The same team of Harvard researchers also published the first study last year that found a clear link between long-term exposure to air pollution and Covid-19 death rates.

The new study included reported infections, not just deaths, which makes it particularly interesting, said John Balmes, a professor of medicine at the University of California at San Francisco and an expert on the health effects of pollution who was not involved in the research. “It’s one thing that air pollution increases the severity of coronavirus infection, it’s another that it increases the number of reported cases,” he said.

After decades of tightening air quality regulations, the air in many American cities is cleaner today than it will be in 50 years. But in the west, increasing forest fire smoke threatens to undo these advances, said Loretta Mickley, an atmospheric chemist at Harvard John A. Paulson School of Engineering and Applied Sciences and one of the authors of the paper.

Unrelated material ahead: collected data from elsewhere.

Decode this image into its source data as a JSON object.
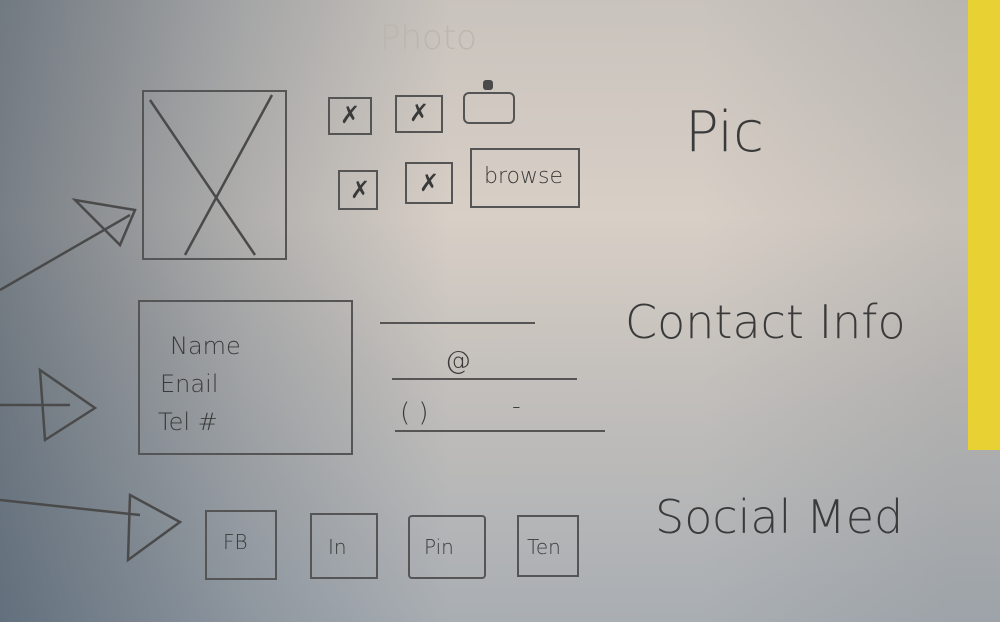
{
  "pic_section": {
    "faint_label": "Photo",
    "browse_label": "browse",
    "annotation": "Pic"
  },
  "contact_section": {
    "fields": [
      "Name",
      "Enail",
      "Tel #"
    ],
    "email_placeholder": "@",
    "phone_placeholder": "( )",
    "phone_dash": "-",
    "annotation": "Contact Info"
  },
  "social_section": {
    "buttons": [
      "FB",
      "In",
      "Pin",
      "Ten"
    ],
    "annotation": "Social Med"
  },
  "colors": {
    "paper": "#d8cfc6",
    "pencil": "#555555",
    "yellow_edge": "#e8d233"
  }
}
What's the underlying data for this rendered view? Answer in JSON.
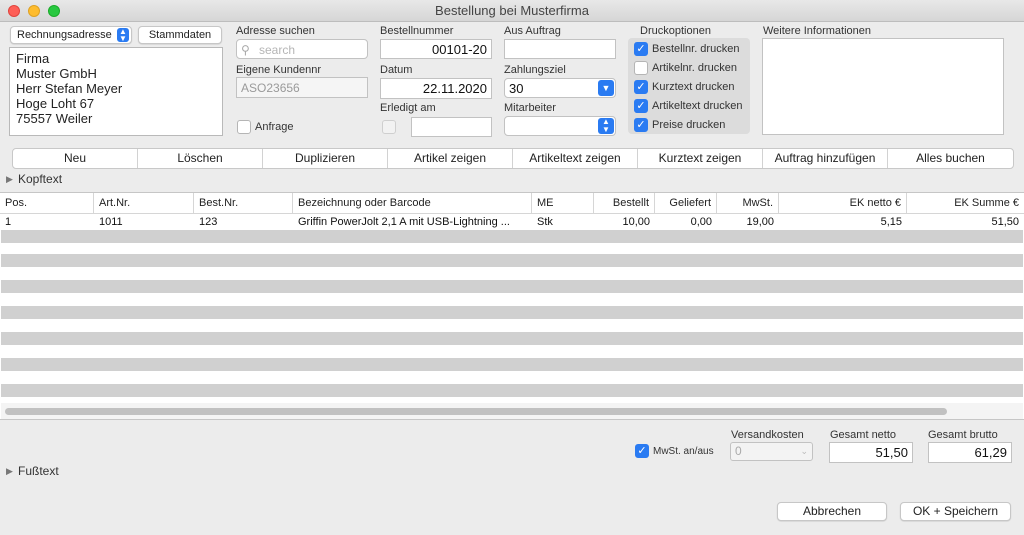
{
  "window": {
    "title": "Bestellung bei Musterfirma"
  },
  "address": {
    "type_select": "Rechnungsadresse",
    "stammdaten_button": "Stammdaten",
    "lines": [
      "Firma",
      "Muster GmbH",
      "Herr Stefan Meyer",
      "Hoge Loht 67",
      "75557 Weiler"
    ]
  },
  "search": {
    "label": "Adresse suchen",
    "placeholder": "search"
  },
  "customer_no": {
    "label": "Eigene Kundennr",
    "value": "ASO23656"
  },
  "inquiry": {
    "label": "Anfrage"
  },
  "order_no": {
    "label": "Bestellnummer",
    "value": "00101-20"
  },
  "date": {
    "label": "Datum",
    "value": "22.11.2020"
  },
  "done": {
    "label": "Erledigt am",
    "value": ""
  },
  "from_order": {
    "label": "Aus Auftrag",
    "value": ""
  },
  "payment": {
    "label": "Zahlungsziel",
    "value": "30"
  },
  "employee": {
    "label": "Mitarbeiter",
    "value": ""
  },
  "print_options": {
    "label": "Druckoptionen",
    "items": [
      {
        "label": "Bestellnr. drucken",
        "checked": true
      },
      {
        "label": "Artikelnr. drucken",
        "checked": false
      },
      {
        "label": "Kurztext drucken",
        "checked": true
      },
      {
        "label": "Artikeltext drucken",
        "checked": true
      },
      {
        "label": "Preise drucken",
        "checked": true
      }
    ]
  },
  "further_info": {
    "label": "Weitere Informationen",
    "value": ""
  },
  "toolbar": [
    "Neu",
    "Löschen",
    "Duplizieren",
    "Artikel zeigen",
    "Artikeltext zeigen",
    "Kurztext zeigen",
    "Auftrag hinzufügen",
    "Alles buchen"
  ],
  "header_text": {
    "label": "Kopftext"
  },
  "table": {
    "columns": [
      "Pos.",
      "Art.Nr.",
      "Best.Nr.",
      "Bezeichnung oder Barcode",
      "ME",
      "Bestellt",
      "Geliefert",
      "MwSt.",
      "EK netto €",
      "EK Summe €"
    ],
    "rows": [
      [
        "1",
        "1011",
        "123",
        "Griffin PowerJolt 2,1 A mit USB-Lightning ...",
        "Stk",
        "10,00",
        "0,00",
        "19,00",
        "5,15",
        "51,50"
      ]
    ]
  },
  "footer": {
    "vat_toggle": {
      "label": "MwSt. an/aus",
      "checked": true
    },
    "shipping": {
      "label": "Versandkosten",
      "value": "0"
    },
    "total_net": {
      "label": "Gesamt netto",
      "value": "51,50"
    },
    "total_gross": {
      "label": "Gesamt brutto",
      "value": "61,29"
    },
    "footer_text": {
      "label": "Fußtext"
    },
    "cancel_button": "Abbrechen",
    "ok_button": "OK + Speichern"
  },
  "colors": {
    "accent": "#2a7bf2",
    "close": "#fe5f57",
    "minimize": "#febc2e",
    "zoom": "#28c840"
  }
}
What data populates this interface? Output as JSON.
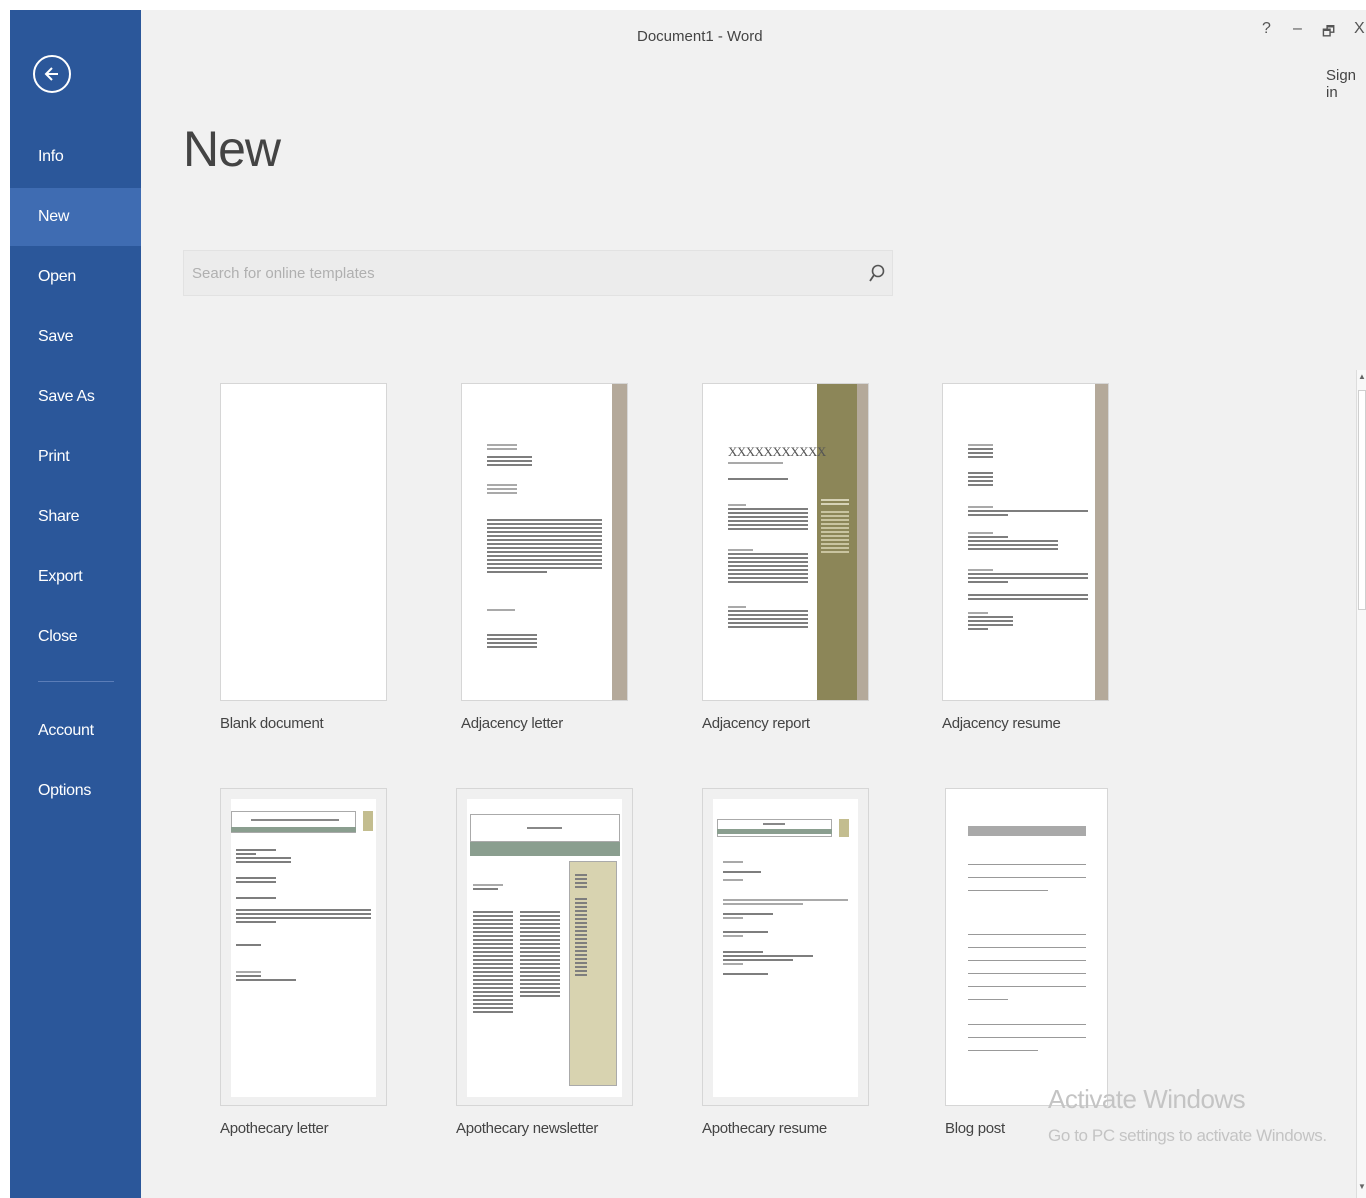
{
  "window": {
    "title": "Document1 - Word",
    "help_label": "?",
    "minimize_label": "–",
    "restore_label": "🗗",
    "close_label": "X",
    "sign_in": "Sign in"
  },
  "sidebar": {
    "items": [
      {
        "label": "Info",
        "active": false
      },
      {
        "label": "New",
        "active": true
      },
      {
        "label": "Open",
        "active": false
      },
      {
        "label": "Save",
        "active": false
      },
      {
        "label": "Save As",
        "active": false
      },
      {
        "label": "Print",
        "active": false
      },
      {
        "label": "Share",
        "active": false
      },
      {
        "label": "Export",
        "active": false
      },
      {
        "label": "Close",
        "active": false
      },
      {
        "label": "Account",
        "active": false
      },
      {
        "label": "Options",
        "active": false
      }
    ]
  },
  "main": {
    "title": "New",
    "search": {
      "placeholder": "Search for online templates",
      "value": ""
    },
    "templates": [
      {
        "label": "Blank document"
      },
      {
        "label": "Adjacency letter"
      },
      {
        "label": "Adjacency report",
        "thumb_heading": "XXXXXXXXXXX"
      },
      {
        "label": "Adjacency resume"
      },
      {
        "label": "Apothecary letter"
      },
      {
        "label": "Apothecary newsletter"
      },
      {
        "label": "Apothecary resume"
      },
      {
        "label": "Blog post"
      }
    ]
  },
  "watermark": {
    "title": "Activate Windows",
    "subtitle": "Go to PC settings to activate Windows."
  },
  "colors": {
    "sidebar": "#2b579a",
    "sidebar_active": "#3f6cb2",
    "background": "#f1f1f1",
    "accent_tan": "#b4a99a",
    "accent_olive": "#8c8658"
  }
}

As the planet warms, droughts intensify, and the west becomes drier, forest fires start earlier, get bigger, spread faster, and reach higher altitudes. In California alone, a record 2.5 million acres burned down during the 2020 forest fire season, 20 times what burned the previous year.

“We’re really talking about climate change,” said Francesca Dominici, biostatistician at Harvard TH Chan School of Public Health and senior author on the paper. “I hope this is additional evidence of why it is important to work together to tackle climate change.”

Forest fire smoke can contribute up to half of PM 2.5 in some parts of the western United States. It is still unclear whether forest fire smoke is more or less toxic than smoke from diesel combustion or power plants.

Dr. Dominici noted that the analysis did not include individual patient data or other factors such as mask requirements.

Researchers are currently investigating whether particulate matter can spread the corona virus.

Research does not bode well for this year, said Dr. Dominici, since forest fires started early and the pandemic is still raging in the United States, with a Delta variant that tends to be more contagious. She added, “I think the forest fires will have the same, if not worse, impact on Covid-19 cases and unvaccinated deaths.”